Advantages of Electrospinning Biomimetic Scaffolds for the Current Trend of Tissue Engineering Applications

Abstract

The need for artificial human implants has largely increased recently due to the scarcity of organ donors. Currently, lots of work is taking place in tissue-engineered scaffolds preparation for the replacement of damaged human body parts. Biomimetic nanofibrous scaffolds can mimic the native extracellular matrix (ECM) and provide properties suitable to restore natural tissue performances for tissue regeneration in biomedical applications. The scaffolds prepared should be biocompatible with suitable properties to mimic the natural ECM. These biomimetic artificial scaffolds for human implants are actively produced using electrospun fibrous mats. Electrospinning is more advantageous for fabricating biomimicking scaffolds for tissue engineering applications.

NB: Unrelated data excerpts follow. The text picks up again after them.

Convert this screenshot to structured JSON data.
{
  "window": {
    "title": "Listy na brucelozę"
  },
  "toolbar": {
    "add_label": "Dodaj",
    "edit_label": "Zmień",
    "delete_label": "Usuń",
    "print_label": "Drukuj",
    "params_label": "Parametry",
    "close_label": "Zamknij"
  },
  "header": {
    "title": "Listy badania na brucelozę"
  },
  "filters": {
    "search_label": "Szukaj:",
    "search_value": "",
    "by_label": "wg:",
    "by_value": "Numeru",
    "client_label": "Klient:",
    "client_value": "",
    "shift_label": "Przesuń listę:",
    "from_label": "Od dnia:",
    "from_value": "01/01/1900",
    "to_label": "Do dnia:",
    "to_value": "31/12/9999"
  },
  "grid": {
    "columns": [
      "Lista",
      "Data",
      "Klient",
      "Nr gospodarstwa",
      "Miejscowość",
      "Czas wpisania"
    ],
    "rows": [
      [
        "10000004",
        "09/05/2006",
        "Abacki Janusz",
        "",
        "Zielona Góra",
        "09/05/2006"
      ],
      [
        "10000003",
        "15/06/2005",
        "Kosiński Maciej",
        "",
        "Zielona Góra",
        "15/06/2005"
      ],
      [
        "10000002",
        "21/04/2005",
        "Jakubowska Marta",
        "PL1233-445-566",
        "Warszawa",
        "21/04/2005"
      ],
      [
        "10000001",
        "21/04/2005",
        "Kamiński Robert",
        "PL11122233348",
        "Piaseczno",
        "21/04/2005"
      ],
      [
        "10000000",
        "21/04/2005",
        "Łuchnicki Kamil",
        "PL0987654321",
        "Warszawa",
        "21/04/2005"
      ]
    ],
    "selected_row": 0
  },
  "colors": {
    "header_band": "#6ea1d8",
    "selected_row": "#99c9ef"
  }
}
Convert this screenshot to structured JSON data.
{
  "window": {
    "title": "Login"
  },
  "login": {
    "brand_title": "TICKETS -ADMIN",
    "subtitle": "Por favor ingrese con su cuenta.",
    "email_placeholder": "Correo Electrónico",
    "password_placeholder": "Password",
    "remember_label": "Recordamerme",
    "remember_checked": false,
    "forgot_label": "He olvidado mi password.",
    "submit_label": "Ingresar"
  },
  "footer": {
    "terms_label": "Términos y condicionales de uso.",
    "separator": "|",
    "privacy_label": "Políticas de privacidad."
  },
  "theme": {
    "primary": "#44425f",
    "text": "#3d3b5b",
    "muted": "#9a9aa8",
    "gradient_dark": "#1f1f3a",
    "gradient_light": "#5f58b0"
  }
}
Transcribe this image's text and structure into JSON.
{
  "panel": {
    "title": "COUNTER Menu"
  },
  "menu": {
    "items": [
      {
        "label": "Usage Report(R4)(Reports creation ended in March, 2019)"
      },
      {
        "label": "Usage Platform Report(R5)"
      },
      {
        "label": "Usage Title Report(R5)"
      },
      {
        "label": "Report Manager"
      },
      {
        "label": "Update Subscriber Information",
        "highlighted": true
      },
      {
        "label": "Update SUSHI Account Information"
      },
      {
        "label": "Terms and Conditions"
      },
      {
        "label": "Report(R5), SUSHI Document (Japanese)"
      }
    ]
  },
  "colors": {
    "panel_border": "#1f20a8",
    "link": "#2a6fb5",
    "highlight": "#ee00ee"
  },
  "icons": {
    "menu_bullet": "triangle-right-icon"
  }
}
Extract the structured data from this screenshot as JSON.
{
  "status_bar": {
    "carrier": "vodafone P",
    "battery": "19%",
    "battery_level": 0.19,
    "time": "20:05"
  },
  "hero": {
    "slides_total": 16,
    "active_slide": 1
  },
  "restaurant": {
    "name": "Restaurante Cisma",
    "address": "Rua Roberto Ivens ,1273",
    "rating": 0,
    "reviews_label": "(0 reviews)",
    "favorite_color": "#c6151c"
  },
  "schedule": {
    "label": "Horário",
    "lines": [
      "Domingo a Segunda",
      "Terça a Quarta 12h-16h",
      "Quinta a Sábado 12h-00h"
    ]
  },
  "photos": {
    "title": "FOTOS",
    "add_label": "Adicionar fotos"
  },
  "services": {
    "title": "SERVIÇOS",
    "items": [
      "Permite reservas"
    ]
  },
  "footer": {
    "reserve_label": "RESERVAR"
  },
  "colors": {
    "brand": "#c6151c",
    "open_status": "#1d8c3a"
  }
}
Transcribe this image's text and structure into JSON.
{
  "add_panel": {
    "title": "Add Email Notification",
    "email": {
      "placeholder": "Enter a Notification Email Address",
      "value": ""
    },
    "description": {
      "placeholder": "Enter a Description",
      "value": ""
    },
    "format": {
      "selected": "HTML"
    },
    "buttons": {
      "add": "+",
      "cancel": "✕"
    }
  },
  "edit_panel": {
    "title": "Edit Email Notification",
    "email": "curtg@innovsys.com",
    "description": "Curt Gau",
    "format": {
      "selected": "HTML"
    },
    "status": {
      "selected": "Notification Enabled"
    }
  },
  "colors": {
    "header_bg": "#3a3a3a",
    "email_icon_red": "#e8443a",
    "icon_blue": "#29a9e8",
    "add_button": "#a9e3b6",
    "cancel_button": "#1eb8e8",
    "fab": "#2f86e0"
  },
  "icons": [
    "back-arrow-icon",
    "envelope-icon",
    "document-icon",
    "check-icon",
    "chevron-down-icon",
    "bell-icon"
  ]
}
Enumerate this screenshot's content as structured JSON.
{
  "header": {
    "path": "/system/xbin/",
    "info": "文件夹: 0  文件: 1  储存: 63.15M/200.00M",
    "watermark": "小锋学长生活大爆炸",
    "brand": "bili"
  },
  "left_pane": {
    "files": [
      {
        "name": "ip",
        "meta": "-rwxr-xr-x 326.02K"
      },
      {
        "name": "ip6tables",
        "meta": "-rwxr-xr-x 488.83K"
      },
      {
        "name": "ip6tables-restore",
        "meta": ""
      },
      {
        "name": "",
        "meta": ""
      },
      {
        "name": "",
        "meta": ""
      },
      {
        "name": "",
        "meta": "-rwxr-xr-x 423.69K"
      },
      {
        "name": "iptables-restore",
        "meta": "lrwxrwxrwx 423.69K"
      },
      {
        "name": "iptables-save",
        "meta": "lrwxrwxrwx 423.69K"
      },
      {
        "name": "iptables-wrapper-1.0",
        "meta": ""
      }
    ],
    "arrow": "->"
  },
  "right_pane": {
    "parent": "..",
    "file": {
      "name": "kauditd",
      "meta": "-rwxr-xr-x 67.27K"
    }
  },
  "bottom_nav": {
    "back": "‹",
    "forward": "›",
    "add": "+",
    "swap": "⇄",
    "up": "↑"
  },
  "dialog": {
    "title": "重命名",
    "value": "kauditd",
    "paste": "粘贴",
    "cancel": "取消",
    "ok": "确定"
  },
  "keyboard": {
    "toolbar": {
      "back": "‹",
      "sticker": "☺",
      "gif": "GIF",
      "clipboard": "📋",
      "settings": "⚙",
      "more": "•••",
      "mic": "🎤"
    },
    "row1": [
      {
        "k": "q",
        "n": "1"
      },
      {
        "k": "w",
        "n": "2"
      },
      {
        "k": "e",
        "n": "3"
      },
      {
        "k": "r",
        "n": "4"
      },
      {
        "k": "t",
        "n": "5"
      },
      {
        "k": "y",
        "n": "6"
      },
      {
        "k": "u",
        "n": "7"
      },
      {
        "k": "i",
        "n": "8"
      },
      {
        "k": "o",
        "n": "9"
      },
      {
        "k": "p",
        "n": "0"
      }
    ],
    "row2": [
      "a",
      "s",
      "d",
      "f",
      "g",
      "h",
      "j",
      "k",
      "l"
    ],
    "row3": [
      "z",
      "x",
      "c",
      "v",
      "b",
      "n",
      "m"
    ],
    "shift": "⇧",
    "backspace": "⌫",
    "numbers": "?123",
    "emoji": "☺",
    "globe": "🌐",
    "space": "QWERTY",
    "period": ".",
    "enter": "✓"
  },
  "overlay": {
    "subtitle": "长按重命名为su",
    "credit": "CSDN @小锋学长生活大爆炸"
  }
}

Specific functional materials can be easily incorporated with fibers using this electrospinning technique. It is an advanced, cheapest, simple, and high-yielding technique used to produce polymeric fibers at nanoscale levels, which are very useful for face masks and biomimetic scaffolds. Recently, researchers are focusing on electrospun nanofibrous materials for various applications due to their extensive properties like high porous structure and suitable biochemical and mechanical properties. This review summarizes the details of novel polymeric or non-polymeric materials used to fabricate nanofibrous scaffolds and its parameters optimization for the nanofibrous structure to inherit multifunctional properties of nanofibers as scaffolds for tissue engineering. The advantages of electrospun nanofibrous mats for bioinspired artificial implants are also summarized, concentrating on electrospinning materials and fabrication parameters. It also briefs the latest developments of electrospun polymeric scaffolds in tissue engineering applications.